Una hora después, Verónica, afectando serenidad de espíritu, se dirigió al trapiche e hizo llamar al médico. Pantaleón se presentó en el acto, creyendo que se trataba de asistir a algún enfermo. La condesa, con el tono severo de un juez, lo interrogó sobre las relaciones que mantenía con Gertrudis, y exasperada por la tenaz negativa del amante, ordenó a los negros que, atándolo a una argolla de hierro, lo flagelasen cruelmente. Después de media hora de suplicio, Pantaleón estaba casi exánime. La condesa hizo suspender el castigo y volvió a interrogarlo. La víctima no retrocedió en su negativa: y más irritada que antes, la condesa lo amenazó con hacerlo arrojar en una paila de miel hirviendo.

La energía del infortunado Pantaleón no se desmintió ante la feroz amenaza, y abandonando el aire respetuoso con que hasta ese instante había contestado a las preguntas de su ama, dijo:

-Hazlo, Verónica, y dentro de un año, tal un día como hoy, a las cinco de la tarde, te cito ante el tribunal de Dios.

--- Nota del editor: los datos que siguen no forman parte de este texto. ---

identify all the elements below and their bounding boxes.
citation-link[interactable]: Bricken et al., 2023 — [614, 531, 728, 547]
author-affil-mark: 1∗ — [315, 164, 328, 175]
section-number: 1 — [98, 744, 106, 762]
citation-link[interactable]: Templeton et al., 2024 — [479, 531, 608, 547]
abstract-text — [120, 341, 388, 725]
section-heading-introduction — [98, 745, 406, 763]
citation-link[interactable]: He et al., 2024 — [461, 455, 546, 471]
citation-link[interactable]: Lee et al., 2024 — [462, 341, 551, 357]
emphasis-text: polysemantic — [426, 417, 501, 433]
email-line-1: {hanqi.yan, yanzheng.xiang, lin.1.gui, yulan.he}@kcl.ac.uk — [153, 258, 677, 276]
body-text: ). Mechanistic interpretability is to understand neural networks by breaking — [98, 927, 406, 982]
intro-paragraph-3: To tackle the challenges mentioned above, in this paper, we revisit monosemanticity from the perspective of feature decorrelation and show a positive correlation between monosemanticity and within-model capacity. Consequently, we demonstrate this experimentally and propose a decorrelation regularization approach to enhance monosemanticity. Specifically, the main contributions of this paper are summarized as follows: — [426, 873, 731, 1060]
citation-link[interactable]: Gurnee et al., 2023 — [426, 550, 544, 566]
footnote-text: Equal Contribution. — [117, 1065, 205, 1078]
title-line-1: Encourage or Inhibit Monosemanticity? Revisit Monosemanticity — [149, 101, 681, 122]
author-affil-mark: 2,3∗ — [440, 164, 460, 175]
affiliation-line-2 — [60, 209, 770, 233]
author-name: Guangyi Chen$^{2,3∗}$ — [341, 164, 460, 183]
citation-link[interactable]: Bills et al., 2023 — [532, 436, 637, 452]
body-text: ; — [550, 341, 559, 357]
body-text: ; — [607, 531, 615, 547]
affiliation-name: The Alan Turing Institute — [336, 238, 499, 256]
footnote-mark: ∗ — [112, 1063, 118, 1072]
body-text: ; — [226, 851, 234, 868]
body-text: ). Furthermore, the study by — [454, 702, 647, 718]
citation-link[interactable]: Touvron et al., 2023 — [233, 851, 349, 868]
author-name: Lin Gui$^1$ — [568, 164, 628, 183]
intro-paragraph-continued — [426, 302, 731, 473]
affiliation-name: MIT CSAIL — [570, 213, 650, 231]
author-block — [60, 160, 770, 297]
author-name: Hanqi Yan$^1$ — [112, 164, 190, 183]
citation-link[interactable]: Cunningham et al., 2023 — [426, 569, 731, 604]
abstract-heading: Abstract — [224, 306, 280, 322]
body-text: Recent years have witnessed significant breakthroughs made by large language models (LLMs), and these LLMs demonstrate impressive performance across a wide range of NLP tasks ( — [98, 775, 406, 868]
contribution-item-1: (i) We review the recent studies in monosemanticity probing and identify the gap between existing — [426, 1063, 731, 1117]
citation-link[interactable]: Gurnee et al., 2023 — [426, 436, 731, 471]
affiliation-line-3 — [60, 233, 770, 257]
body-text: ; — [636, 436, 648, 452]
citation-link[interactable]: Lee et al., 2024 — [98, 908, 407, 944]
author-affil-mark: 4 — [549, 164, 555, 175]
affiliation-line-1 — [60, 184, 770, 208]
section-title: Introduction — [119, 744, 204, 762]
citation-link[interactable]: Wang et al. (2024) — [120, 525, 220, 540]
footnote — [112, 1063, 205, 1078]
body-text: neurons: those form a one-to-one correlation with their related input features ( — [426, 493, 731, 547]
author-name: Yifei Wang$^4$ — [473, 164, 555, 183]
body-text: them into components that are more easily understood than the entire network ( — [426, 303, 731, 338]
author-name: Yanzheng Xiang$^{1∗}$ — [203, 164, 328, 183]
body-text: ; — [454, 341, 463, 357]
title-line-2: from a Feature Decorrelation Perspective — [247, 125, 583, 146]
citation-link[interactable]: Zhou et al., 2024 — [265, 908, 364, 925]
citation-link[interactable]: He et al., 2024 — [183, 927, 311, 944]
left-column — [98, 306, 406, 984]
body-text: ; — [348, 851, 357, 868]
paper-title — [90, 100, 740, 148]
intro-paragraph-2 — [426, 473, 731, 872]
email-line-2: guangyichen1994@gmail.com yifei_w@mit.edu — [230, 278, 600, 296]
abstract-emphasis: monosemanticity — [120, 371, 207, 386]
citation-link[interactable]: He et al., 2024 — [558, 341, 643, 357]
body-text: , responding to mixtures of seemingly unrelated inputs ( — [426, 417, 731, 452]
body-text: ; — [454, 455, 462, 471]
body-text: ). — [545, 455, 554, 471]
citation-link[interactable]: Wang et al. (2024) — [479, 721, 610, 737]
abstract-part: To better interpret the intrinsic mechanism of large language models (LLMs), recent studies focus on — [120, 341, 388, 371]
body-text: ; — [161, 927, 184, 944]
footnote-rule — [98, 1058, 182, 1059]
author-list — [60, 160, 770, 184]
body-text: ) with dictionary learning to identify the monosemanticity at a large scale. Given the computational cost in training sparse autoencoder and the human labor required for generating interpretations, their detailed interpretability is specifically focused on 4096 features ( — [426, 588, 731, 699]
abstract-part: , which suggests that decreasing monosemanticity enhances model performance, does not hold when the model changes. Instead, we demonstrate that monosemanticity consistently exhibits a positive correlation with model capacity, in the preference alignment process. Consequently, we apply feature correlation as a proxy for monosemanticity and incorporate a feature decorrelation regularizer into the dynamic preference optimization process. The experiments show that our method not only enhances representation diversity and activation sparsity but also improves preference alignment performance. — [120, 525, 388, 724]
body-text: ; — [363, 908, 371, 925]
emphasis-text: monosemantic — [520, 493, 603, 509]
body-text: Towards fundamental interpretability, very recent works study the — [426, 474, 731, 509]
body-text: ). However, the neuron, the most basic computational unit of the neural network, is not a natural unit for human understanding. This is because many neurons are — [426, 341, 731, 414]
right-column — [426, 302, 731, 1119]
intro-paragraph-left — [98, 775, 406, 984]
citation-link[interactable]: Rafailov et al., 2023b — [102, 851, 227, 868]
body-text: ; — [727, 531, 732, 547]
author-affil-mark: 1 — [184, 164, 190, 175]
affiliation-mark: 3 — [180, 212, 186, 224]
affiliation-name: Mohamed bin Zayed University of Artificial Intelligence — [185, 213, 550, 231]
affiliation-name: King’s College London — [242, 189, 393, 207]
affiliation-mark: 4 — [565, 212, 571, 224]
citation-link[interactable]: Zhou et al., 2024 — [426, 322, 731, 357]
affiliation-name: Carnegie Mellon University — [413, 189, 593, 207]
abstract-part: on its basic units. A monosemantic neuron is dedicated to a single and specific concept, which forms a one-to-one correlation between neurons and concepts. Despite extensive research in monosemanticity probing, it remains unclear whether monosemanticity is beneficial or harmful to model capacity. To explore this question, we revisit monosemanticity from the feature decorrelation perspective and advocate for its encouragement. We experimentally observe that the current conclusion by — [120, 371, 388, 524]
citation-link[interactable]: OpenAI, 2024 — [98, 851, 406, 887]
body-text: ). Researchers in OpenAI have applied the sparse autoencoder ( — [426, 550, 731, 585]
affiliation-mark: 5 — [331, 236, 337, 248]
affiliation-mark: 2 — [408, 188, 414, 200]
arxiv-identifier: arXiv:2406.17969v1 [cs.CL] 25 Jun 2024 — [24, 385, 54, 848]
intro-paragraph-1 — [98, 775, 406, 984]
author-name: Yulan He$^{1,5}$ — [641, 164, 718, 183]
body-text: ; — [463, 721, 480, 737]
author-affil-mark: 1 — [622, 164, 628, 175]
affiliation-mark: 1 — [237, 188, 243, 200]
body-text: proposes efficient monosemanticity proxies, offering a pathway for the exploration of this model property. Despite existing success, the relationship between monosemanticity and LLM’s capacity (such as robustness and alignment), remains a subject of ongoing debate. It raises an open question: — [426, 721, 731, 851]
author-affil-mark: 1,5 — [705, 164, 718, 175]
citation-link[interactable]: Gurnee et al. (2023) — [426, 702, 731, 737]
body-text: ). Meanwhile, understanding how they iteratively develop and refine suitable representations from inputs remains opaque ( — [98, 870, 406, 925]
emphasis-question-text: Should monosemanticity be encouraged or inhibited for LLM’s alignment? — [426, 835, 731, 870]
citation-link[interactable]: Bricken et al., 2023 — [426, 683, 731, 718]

-¡Insolente! -gritó furiosa la condesa, cruzando con su chicotillo el rostro del infeliz-. ¡A la paila! ¡A la paila con él!

¡Horror!

Y el horrible mandato quedó cumplido en el instante.


La condesa fue llevada a sus habitaciones en completo estado de delirio. Corrían los meses, el mal se agravaba, y la ciencia se declaró vencida. La furiosa loca gritaba en sus tremendos ataques:

-¡Estoy emplazada!

Y así llegó la mañana del día en que expiraba el fatal plazo, y ¡admirable fenómeno!, la condesa amaneció sin delirio. El nuevo capellán que había reemplazado al mercedario fue llamado por ella y la oyó en confesión, perdonándola en nombre de Aquel que es todo misericordia.

El sacerdote dio a Gertrudis su carta de libertad y una suma de dinero que la obsequiaba su ama. La pobre mulata, cuya fatal belleza fue la causa de la tragedia, partió una hora después para Lima, y tomó el hábito de donada en el monasterio de las clarisas.

Verónica pasó tranquila el resto del día.

El reloj de la hacienda dio la primera campanada de las cinco. Al oirla, la loca saltó de su lecho, gritando:

-¡Son las cinco! ¡Pantaleón! ¡Pantaleón!

Y cayó muerta en medio del dormitorio.